İlk emzirmelerde nelere dikkat edilmelidir:
- Sakin ve sessiz bir ortamda olunmalı
- Annenin kendini huzurlu ve sakin hissetmesi
- Bebeğine yetebileceğine inanmak
- Emzirme konusunda gerekirse uzman ebe, hemşire ya da doktordan yardım alınması
- Emzirme için uygun pozisyonun belirlenmesi. Bu konuda emzirme yastığı kullanmak pozisyon bulmada işinizi kolaylaştırır.
Emzirme döneminde beslenme
Normal kadınlara kıyasla emziren annenin kalori ihtiyacı günlük 300-500 kalori daha yüksektir ve günde 1900 kalorinin altında beslenilmemesi gerekir. Emziren anne diyeti programında veya emziren anne diyet listesi hazırlanırken, emziren annenin alacağı günlük enerji gereksinime ek olarak 300-600 kalori artırılmalıdır. Beslenme planında protein, karbonhidrat ve yağ kaynakları dengeli bir şekilde bulunmalıdır. Bu süreçte ortalama günlük 8-12 bardak su tüketimi de yeterli olur.
Emziren anne diyet listesi uygularken aşağıdaki besin ve yiyecek gruplarından uzak durulmalıdır;
- Işıl işlem görmüş şarküteri ürünleri salam, sosis, sucuk ve pastırma kesinlikle tüketilmemelidir.
- Katkı maddesi bulunan besinler hazır çorbalar, hazır meyve suları ve dondurulmuş ürünler tercih edilmemelidir.
- Sigara ve alkolden uzak durulmalıdır.
- Brokoli, soğan, sarımsak, acı baharatlar, karnabahar, kabak ve sütün tadını değiştirebilir. Bu besinler denenerek tüketilmelidir.
- Kızartma gibi fazla yağlı besinlerden uzak durulmalıdır.

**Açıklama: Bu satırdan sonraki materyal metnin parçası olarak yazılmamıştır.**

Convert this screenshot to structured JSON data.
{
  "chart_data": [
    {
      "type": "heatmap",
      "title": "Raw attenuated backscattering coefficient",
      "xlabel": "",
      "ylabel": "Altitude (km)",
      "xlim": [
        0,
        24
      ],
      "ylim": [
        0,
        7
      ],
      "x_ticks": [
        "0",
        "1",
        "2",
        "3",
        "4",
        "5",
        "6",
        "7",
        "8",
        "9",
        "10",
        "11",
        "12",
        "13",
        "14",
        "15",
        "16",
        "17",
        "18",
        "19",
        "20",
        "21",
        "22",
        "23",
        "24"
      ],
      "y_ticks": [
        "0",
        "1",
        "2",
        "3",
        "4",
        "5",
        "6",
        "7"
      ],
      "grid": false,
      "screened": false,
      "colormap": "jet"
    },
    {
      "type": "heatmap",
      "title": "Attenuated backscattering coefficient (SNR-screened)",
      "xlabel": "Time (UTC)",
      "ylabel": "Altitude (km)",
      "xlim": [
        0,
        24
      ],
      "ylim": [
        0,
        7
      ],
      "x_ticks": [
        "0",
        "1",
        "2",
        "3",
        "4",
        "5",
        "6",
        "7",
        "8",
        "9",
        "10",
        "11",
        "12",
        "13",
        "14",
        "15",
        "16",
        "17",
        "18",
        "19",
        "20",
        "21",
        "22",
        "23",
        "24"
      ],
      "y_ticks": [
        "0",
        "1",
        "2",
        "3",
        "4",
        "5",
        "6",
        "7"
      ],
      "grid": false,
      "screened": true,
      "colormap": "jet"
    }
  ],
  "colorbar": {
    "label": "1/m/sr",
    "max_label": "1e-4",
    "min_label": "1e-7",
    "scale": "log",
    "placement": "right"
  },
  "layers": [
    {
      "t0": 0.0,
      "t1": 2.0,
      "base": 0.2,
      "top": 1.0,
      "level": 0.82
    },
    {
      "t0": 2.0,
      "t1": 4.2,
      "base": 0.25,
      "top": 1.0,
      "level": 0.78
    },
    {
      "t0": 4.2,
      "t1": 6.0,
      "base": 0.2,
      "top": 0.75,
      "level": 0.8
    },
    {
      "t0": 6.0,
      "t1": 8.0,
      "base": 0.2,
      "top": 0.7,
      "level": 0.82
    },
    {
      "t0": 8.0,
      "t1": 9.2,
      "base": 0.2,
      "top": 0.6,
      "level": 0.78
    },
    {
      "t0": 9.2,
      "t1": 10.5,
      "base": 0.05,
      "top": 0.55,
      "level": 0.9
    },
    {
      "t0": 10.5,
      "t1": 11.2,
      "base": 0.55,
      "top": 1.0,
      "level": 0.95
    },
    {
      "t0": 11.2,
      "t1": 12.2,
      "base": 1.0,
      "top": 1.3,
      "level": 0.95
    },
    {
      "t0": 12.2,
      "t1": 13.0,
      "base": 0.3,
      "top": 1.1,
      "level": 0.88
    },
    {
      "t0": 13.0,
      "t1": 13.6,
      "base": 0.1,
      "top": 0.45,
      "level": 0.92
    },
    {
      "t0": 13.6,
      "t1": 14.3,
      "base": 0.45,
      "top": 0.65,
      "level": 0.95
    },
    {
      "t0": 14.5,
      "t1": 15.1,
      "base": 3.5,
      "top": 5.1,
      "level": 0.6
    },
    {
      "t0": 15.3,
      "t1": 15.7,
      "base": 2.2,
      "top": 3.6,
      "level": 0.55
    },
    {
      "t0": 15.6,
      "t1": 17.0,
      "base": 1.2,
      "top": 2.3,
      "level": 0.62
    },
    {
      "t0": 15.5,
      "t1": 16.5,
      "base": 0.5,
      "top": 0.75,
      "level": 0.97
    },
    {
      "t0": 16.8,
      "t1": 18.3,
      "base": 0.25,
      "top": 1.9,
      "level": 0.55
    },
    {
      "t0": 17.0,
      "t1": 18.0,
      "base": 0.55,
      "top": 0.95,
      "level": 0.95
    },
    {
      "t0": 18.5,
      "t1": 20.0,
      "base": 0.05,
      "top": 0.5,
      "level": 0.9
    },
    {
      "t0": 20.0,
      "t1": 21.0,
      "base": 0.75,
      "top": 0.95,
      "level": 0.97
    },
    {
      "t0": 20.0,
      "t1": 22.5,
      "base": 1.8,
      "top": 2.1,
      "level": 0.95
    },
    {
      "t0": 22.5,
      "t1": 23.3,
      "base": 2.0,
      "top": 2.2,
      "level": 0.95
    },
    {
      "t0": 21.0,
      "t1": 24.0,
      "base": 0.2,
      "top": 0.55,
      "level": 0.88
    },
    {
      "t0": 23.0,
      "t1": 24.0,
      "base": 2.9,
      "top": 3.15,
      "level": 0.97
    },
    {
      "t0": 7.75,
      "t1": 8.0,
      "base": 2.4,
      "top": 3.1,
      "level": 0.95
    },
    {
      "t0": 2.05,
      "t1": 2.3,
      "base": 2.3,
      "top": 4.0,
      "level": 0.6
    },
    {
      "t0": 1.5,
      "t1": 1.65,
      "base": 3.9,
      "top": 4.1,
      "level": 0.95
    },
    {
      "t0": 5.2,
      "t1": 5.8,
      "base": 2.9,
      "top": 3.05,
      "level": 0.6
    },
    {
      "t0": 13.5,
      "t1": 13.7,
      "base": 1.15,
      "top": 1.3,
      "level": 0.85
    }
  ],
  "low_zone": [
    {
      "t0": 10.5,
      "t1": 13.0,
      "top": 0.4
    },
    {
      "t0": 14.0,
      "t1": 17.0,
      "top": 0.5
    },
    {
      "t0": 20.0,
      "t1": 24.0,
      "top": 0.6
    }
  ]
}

- Kurubaklagil çeşitleri gaz oluşumuna neden olabilir. Nohut, kuru fasulye, yeşil veya kırmızı mercimek gibi. Bu yüzden nadir ya da dikkatli tüketilmeli ve pişirilmeden önce iyice suda bekletilip kabukları soyulmalıdır.
- Kafeinli ve asitli içeceklerden uzak durulmalı.
- Rezene, kuşburnu, yeşil çay, beyaz çay, papatya, nane çayı gibi bitki çayları tercih edilmemelidir.
Annelik, kadınların hayatları boyunca unutamayacağı çok özel ve kutsal bir deneyimdir. Sancılarla başlayıp yine sancılarla biten bu güzel süreci sağlıklı bir ruh ve vücutla karşılayabilmeniz dileğiyle.